United Launch Alliance Atlas V Launches WorldView-3 Satellite for DigitalGlobe
Vandenberg Air Force Base, Calif., (Aug. 13, 2014) – A United Launch Alliance (ULA) Atlas V rocket carrying the WorldView-3 SATELLITE for DigitalGlobe launched at 11:30 a.m. PDT today from Space Launch Complex-3. Lockheed Martin Commercial Launch Services procured the Atlas V for this mission. This is the fourth successful launch in six weeks and the 87th successful mission since ULA was formed in December 2006.
“Congratulations to our commercial mission partners Lockheed Martin Commercial Launch Services and Digital Globe for today’s spectacular launch of the Atlas V carrying the WorldView-3 SATELLITE,” said Jim Sponnick, ULA vice president, Atlas and Delta Programs. “The team’s dedication to mission success, one launch at a time, brought us to today’s successful launch, delivering WorldView-3 to provide the next generation in earth imaging capabilities for DigitalGlobe.”

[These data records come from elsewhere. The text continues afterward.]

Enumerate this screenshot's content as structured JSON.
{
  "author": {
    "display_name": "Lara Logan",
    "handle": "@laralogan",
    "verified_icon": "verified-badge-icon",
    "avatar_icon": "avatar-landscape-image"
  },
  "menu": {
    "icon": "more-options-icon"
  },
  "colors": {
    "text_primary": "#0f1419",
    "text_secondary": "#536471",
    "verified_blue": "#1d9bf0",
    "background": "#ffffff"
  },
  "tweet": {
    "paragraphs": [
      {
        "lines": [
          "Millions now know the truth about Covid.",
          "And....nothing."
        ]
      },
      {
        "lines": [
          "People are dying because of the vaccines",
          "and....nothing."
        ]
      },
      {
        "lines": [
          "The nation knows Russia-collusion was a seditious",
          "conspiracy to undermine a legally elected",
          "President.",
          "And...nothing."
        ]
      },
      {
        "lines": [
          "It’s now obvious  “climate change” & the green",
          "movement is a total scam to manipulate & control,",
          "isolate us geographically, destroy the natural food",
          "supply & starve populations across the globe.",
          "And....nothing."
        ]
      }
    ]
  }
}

This mission was launched aboard an Atlas V 401 configuration vehicle, which includes a 4-meter-diameter payload fairing. The Atlas booster for this mission was powered by the RD AMROSS RD-180 engine, and the Centaur upper stage was powered by a SINGLE Aerojet Rocketdyne RL10A engine.

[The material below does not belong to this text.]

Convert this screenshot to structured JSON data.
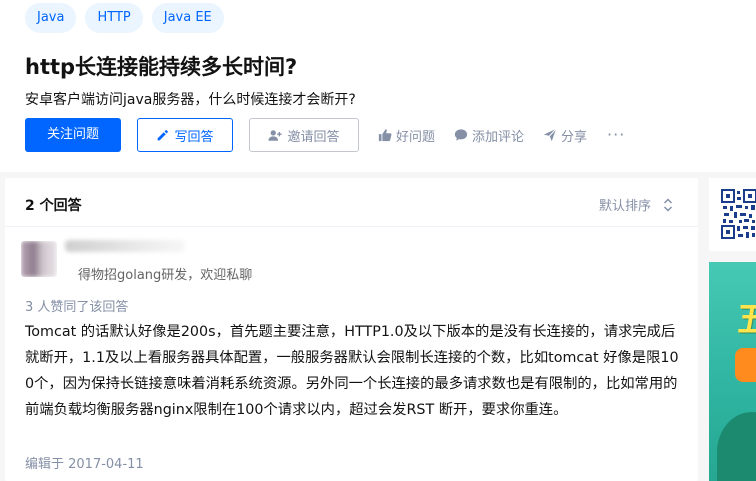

“This launch marks ULA’s tenth successful launch of fifteen planned this year,” said Sponnick. “The ULA team remains focused mission success and on-time deliveries for our customer’s most valuable payloads.”
WorldView-3 is the first multi-payload super-spectral, high resolution commercial SATELLITE for earth observations and advanced geospatial solutions. This high spatial resolution multispectral satellite imagery is used for civil government mapping, land use planning, disaster relief, exploration, defense, intelligence, visualization and simulation environments.
ULA's next launch is the Atlas V CLIO mission for the U.S. government from Space Launch Complex-41 at Cape Canaveral Air Force Station, Florida.
With more than a century of combined heritage, United Launch Alliance is the nation’s most experienced and reliable launch service provider. ULA has successfully delivered more than 80 satellites to orbit that provide critical capabilities for troops in the field, aid meteorologists in tracking severe weather, enable personal device-based GPS navigation and unlock the mysteries of our SOLAR SYSTEM. ULA – Bringing rocket science down to Earth.